Initially, the company proposed removing the union label from its packaging. That move would have stripped away a visible, everyday connection between the workers who make the product and the consumers who buy it. For BCTGM members, that was unacceptable. The union label is more than a mark. It represents fair wages, safe working conditions, and the dignity of skilled labor. Removing it would have erased that connection at the point of purchase.

After weeks on the picket line and sustained pressure from workers and allies, BCTGM members secured a landmark agreement in December 2021. The five-year contract included no concessions, a plant-closing moratorium, and meaningful protections for workers across the company’s facilities. Just as important, the agreement preserved the “Union Made” label on cereal boxes produced in the United States.

The resolution of the label issue did not stop at preservation. It went a step further.

At the time of the agreement, the company had already produced a significant number of cereal boxes without the union label printed on them. Rather than allowing those products to reach store shelves without recognition of the workers who made them, the agreement required the company to take corrective action. WK Kellogg Co committed to adding “Union Made by BCTGM members” to the top of those boxes, ensuring that even previously printed packaging would carry the mark of union labor.

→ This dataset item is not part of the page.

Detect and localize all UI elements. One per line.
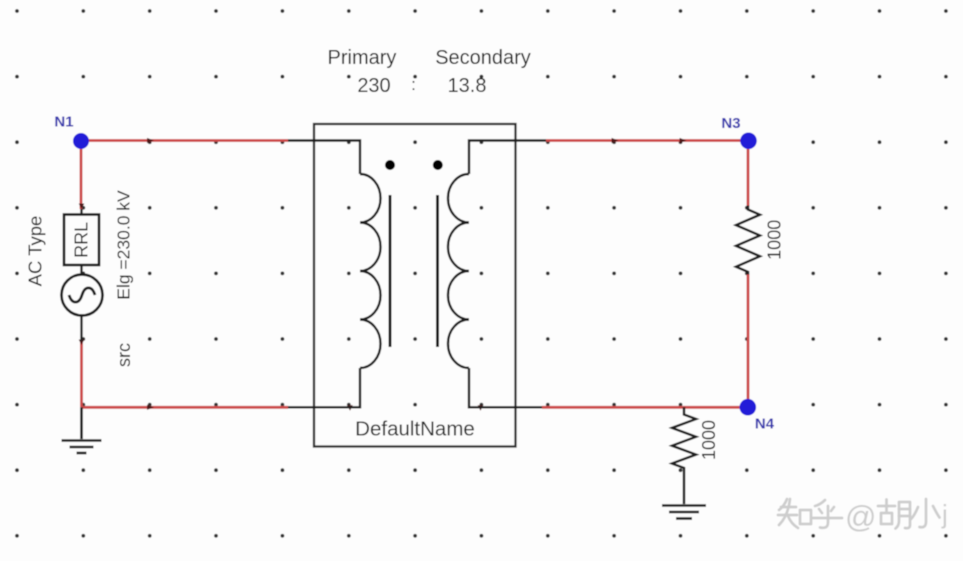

Union Label More than Symbolic

That detail matters. It demonstrates that the union label is not symbolic window dressing. It is something worth negotiating over, enforcing, and protecting in concrete terms.

The importance of that fight was underscored again this April, when BCTGM International Secretary-Treasurer David Woods shared the story in remarks to the Union Label and Service Trades Department Convention. His account made clear that the label was never a side issue. It was a line in the sand. Workers understood that maintaining the union mark on products—and correcting boxes that initially lacked it—was essential to preserving the visibility and value of union labor.

For the labor movement, this outcome reinforces a broader point. The union label connects collective bargaining to consumer behavior. It gives working people a way to support one another beyond the workplace, turning everyday purchases into acts of solidarity. When that label is visible, it educates consumers and reinforces the value of union labor in a way that no press release or advertising campaign can replicate.

The 2021 BCTGM strike and the resulting agreement with WK Kellogg Co show what is possible when workers hold the line not just on traditional contract issues, but on the visibility and recognition of their work. They understood that if the label disappears, so does a powerful tool for building long-term support for union jobs.

They were right to fight for it, and they were right to win.

The union label is not an afterthought. It is a strategic asset. Protecting it at the bargaining table strengthens the connection between workers and consumers, reinforces standards across industries, and keeps the value of union labor front and center where it belongs.